カメムシの吸汁
出典: フリー百科事典『ウィキペディア(Wikipedia)』 (2020/07/10 16:08 UTC 版)
カメムシは口器が注射器の針のような細い管になっており、これを籾の中に差し込んで玄米からデンプンを吸う。出穂前は稲の茎からも養分を吸う。多数のカメムシが取りつきイネの育ちが悪くなる場合もあるが、この被害では斑点米は生じない。斑点米になるのは稲籾を吸われた場合である。籾を吸うカメムシは、差し込んだ口から唾液を出し、中の子実を溶かして吸い上げる。このとき、大型のカメムシは硬い籾殻のどの部分にも穴を開けられるが、口器が弱い小型のものは薄くなっている部分や隙間を狙う。 斑点米を作るカメムシは日本で65種知られているが、重要なものは10種余りで、気候による地域差と、時代による変化がある。東北地方に例をとると、1970年代にはオオトゲシラホシカメムシ、アカヒゲホソミドリカスミカメ、コバネヒョウタンナガカメムシの3種の被害が多かった。1980年代以降カスミカメムシ類の被害が増え、2000年代にはアカヒゲホソミドリカスミカメとアカスジカスミカメが最重要になった。
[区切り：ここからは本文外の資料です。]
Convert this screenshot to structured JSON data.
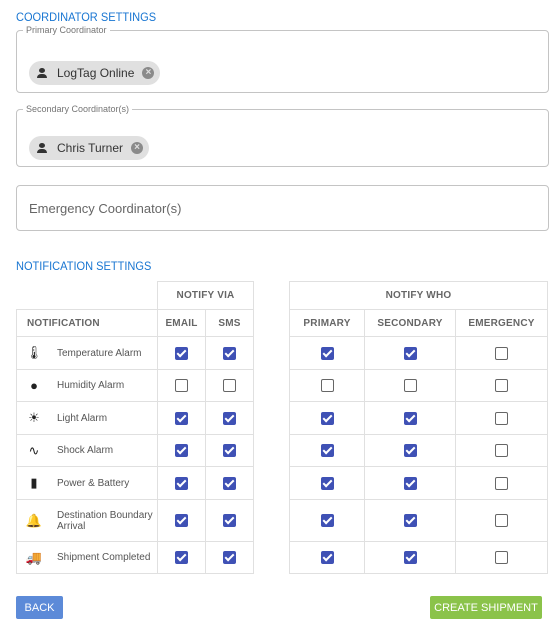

うちアカヒゲホソミドリカスミカメの被害は1970年代には北海道が中心だったが、1990年代から拡大し、東北地方北部と北陸に広がったものである。 カメムシに吸汁された籾が、一様に斑点米になるわけではない。吸汁によって籾が重度の被害を受けると、死米となる。また、原因となるカビを体内にもっていないカメムシに吸われた場合、目に見えた違いがないので斑点米にはならない。カメムシによってカビを植え付けられ、そのカビが繁殖したものが斑点米になる。